How to talk to your child about suicide
Unfortunately many lives are touched by suicide. And while you may want to hide the means of death from your child, this may not be possible, especially in the age of social media. This has provided a modern difficulty for practitioners in the field, and it may be hard for parents to make sure their child is getting the information they need and in a way they can understand and cope with.
The problem of suicide contagion (especially among young people, and those in rural areas) is well documented. That is, once a young person takes their life, this may increase the risk of others in their network doing the same.
How then should you discuss suicide with your child? The first thing to consider is their age.
Under ten years
At this age, children legitimately may not understand that death is permanent - "can we ring him in heaven?", "who's going to feed Nana after she's buried?" are typical questions from kids this age. They likely won't understand the concept of suicide either - and on balance it's probably not constructive to introduce a topic that may be well above their heads.
However, should someone else tell your child about a suicide, and they seem to somewhat grasp it, you should be prepared to discuss it. A good rule of thumb is, if they're old enough to ask, they're old enough to know.
In terms of what to say, the simple truth will suffice.
"Mr X was very, very sad and didn't want to live anymore, but when people get that sad, their brains don't work properly and they make bad decisions. Mr X's family will be so sad about this (like we all were when Fido died), so it's just really horrible for everyone when someone makes a bad decision like that…"
There is nothing wrong at this age with pointing out the "badness" or "wrongness" of Mr X's decision. Children under ten are very black and white in their thinking, so avoid getting into complex arguments about possible shades of grey in these scenarios.

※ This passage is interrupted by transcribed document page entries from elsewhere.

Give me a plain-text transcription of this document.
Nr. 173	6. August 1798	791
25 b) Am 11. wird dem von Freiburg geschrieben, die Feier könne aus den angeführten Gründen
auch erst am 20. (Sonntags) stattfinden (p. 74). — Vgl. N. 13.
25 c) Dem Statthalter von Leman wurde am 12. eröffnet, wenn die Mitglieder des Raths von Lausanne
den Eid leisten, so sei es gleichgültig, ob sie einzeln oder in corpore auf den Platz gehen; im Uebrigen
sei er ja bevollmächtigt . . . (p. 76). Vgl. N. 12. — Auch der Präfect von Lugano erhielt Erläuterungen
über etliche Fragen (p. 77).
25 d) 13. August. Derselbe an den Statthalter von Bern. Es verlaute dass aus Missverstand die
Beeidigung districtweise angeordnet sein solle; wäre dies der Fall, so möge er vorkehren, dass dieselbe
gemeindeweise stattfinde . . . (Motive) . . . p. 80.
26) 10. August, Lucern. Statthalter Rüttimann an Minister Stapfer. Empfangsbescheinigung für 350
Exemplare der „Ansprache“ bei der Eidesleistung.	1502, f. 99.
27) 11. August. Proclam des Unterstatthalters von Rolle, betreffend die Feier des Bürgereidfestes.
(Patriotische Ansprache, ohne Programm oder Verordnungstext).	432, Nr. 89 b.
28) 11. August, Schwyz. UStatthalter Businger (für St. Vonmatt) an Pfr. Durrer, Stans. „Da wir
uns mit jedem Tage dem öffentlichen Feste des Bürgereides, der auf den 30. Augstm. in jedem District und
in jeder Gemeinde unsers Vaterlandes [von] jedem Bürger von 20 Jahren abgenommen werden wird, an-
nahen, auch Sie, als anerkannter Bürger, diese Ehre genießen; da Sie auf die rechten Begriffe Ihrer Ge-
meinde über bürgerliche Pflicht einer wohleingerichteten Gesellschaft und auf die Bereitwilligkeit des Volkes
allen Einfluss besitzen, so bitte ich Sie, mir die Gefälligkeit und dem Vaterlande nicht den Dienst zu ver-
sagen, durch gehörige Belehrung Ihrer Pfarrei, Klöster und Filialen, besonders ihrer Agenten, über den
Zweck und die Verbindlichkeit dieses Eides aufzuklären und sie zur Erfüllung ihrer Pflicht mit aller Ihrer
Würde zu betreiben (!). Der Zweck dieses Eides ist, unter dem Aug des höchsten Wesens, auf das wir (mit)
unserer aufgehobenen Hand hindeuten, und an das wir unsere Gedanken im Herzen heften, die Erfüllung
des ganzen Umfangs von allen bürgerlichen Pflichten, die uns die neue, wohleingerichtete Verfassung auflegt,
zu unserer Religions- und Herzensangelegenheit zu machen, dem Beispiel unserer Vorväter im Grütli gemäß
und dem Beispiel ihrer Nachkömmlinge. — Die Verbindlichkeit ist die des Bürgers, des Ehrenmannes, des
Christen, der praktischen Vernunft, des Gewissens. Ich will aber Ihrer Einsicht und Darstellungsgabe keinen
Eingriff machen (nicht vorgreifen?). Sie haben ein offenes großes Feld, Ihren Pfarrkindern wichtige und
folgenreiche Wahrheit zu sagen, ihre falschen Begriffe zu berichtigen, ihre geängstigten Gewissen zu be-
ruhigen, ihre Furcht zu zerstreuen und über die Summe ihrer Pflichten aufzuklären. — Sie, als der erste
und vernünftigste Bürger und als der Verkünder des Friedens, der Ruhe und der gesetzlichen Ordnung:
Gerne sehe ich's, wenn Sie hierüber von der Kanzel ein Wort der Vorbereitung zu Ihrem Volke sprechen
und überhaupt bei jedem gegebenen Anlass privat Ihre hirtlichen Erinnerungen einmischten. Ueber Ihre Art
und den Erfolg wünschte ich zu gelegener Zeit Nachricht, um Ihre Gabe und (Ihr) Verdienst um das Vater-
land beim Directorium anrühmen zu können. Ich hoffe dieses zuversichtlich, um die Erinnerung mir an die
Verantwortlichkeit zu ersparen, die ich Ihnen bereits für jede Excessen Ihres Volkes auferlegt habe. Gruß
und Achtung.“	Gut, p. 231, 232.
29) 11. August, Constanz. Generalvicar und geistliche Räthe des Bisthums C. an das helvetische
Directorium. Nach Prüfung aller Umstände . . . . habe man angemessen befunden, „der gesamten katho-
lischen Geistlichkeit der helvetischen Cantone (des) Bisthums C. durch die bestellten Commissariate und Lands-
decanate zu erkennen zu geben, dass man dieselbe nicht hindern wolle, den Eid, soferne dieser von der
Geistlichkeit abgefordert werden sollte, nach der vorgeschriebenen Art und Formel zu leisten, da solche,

Fortunately, suicides in children under ten are extremely rare, so concerns of copycat behaviour are not as pressing.
Some considerations for adolescents are:
1) they tend to catastrophise problems in their life, and have difficulty understanding what is expected of them or what is available to help them
2) they do not have a complex or realistic view of themselves or the world they live in
3) their identity is not fully developed, leading to less self-understanding
4) they legitimately lack the brainpower to foresee long-term consequences of their actions, especially in terms of how they might affect other people. Instead they tend to live in the moment and are egocentric, impulsive and emotional in their decision-making.
In their case, discussing factual information about suicide is an excellent place to start. With teenagers you can discuss suicide as multi-factorial in its nature: people take their own lives for many different reasons, some have reasons that appear quite understandable (self-euthanasia in the case of terminal illness) others are totally baffling (no known condition or trigger).
Emphasising the transience or manageable aspects of these factors is important. Remind your teen that suicide is a permanent decision made in response to a temporary problem.
Avoid any hint of romanticising suicide, particularly glamourising the aftermath (how many people attended the funeral, the number of people who showed outpourings of grief on Facebook). Romanticising has been shown by some studies to increase suicide rates among adolescents. Conversely, presenting suicide in a factual light has been associated with a lower risk of imitation.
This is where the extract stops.